DARPHABERE’e konuşan Or, İstanbul’da askeri alanların imara açılmasını şu sözlerle değerlendirdi: “Kışlaların şehirden uzaklaştırılması ve arazilerinin boşaltılması bildiğiniz gibi 15 Temmuz 2016’daki darbe girişimi sonrası gündeme gelen bir konuydu. Başlangıçta bu arazilerin yeşil alan olarak değerlendirileceği, kamusal alan olarak kullanılmasına özen gösterileceği ifade edilmişti.”
‘ELDE KALAN ASKERİ ALANLARIN REZERV ALAN OLARAK DEĞERLENDİRİLECEĞİ SÖYLENDİ’
“Sonrasında zaman zaman millet bahçesi, film platosu, sosyal donatı alanları, deprem toplanma alanları için de uygun olduklarına dair değerlendirmeler duyar olduk. Nihayet 6 Şubat 2023 Kahramanmaraş Depremleri sonrasında elde kalan askeri alanların sözde rezerv alan olarak değerlendirileceği söylendi. Biz başta ilgili bakanlar olmak üzere iktidarın çeşitli düzeylerdeki temsilcilerinin rezerv alanları kalıcı yapılaşmaya açılacak yeni kaynaklar olarak gördüklerini uzun zamandır biliyoruz, kendileri de bu kavramları böyle kullanmasalar bile niyetlerini sık sık ifade ettiler. Depreme karşı güvenli yeni yapılar inşa etmek için elverişli olduğunu söyledikleri bu alanlarda sosyal konutlar yapılacağını söyleyerek toplumu ikna etmeye çalıştılar.”
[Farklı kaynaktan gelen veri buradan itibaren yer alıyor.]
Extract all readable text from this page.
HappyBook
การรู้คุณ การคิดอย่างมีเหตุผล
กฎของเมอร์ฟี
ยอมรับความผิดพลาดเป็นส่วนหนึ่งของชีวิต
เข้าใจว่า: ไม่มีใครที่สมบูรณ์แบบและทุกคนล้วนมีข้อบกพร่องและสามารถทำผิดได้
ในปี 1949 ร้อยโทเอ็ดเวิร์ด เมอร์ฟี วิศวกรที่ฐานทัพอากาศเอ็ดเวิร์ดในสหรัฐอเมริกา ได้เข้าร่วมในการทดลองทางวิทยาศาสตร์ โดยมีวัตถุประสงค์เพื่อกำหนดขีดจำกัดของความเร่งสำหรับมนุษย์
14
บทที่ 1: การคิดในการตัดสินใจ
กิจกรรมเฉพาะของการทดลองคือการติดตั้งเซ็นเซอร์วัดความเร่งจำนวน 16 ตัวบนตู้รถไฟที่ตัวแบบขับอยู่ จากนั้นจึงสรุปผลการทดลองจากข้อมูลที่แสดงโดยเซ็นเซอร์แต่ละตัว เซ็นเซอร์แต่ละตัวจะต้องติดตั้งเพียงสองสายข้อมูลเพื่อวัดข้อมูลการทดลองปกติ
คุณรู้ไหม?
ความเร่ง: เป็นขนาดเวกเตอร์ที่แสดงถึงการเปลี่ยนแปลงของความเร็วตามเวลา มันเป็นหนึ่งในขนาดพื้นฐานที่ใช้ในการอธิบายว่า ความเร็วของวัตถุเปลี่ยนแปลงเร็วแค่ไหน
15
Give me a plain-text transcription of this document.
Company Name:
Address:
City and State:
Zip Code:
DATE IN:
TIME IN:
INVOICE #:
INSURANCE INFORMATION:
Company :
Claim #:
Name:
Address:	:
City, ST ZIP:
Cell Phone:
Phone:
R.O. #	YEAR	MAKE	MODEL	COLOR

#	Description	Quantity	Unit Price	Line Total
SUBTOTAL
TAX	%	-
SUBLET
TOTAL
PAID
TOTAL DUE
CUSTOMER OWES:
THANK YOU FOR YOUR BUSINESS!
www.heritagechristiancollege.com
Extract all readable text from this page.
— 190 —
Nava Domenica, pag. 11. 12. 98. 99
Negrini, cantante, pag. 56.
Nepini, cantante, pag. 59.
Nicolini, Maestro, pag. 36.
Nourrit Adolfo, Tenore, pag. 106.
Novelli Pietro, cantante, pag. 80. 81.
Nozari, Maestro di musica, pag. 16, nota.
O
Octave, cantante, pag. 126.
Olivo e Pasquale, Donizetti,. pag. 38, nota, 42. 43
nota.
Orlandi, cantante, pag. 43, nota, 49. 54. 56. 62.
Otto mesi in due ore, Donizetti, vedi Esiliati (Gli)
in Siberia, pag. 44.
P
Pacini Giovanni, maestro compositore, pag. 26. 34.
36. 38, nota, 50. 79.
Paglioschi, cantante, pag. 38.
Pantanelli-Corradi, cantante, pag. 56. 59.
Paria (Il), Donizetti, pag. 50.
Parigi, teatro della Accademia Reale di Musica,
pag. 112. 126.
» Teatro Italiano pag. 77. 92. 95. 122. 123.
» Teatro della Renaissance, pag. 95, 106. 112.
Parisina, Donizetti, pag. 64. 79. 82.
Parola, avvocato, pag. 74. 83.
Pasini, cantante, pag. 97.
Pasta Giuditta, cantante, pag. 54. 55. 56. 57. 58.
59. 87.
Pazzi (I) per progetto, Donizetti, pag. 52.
‘KIŞLA, VİLLALAR VE LÜKS KONUTLAR İÇEREN BİR PROJE’
Or, 3. Kolordu Komutanlığı’na bağlı Çekmeköy Kışlası ile ilgili ise şunları aktardı: “Söz konusu askeri alanın da defalarca el değiştirdikten ve bir kamu arazisi olduğu neredeyse unutturulduktan sonra villalar ve lüks konutlar içeren bir proje için imara açılmaya çalışıldığını öğreniyoruz. İstanbul’un alt yapısı, su kaynakları, doğal kaynakları, eğitim, sağlık, ulaşım hizmetleri yetersiz ve konut üretimiyle teşvik edilen nüfus artış hızına uygun olarak geliştirilmesi de ya çok zor ya da imkânsız.”
'ŞEHRİ DEPREME HAZIRLAMALIYIZ'
“Biz de bu nedenlerle İstanbul’a göç yoluyla nüfus artışını teşvik edecek yeni yapılaşma bölgelerinin oluşturulmasını, konut üretim faaliyetlerinin yaşamsal ihtiyaçları karşılamak yerine yatırım aracı olarak değerlendirilmesini doğru bulmuyoruz. Askeri arazilerin yapılaşmaya açılması şimdilik bu çabaların en görünür örnekleri olduğu için bu uygulamaları eleştiriyoruz. Bu uygulamaları meşrulaştırmak için deprem tehlikesi bahane edilmemeli. Kamu kaynakları, doğal kaynaklarımız, sermayemiz, finansal imkânlarımız ve nitelikli işgücümüz böyle rant projeleri için değil, bu şehrin depreme hazırlanması için değerlendirilmeli.”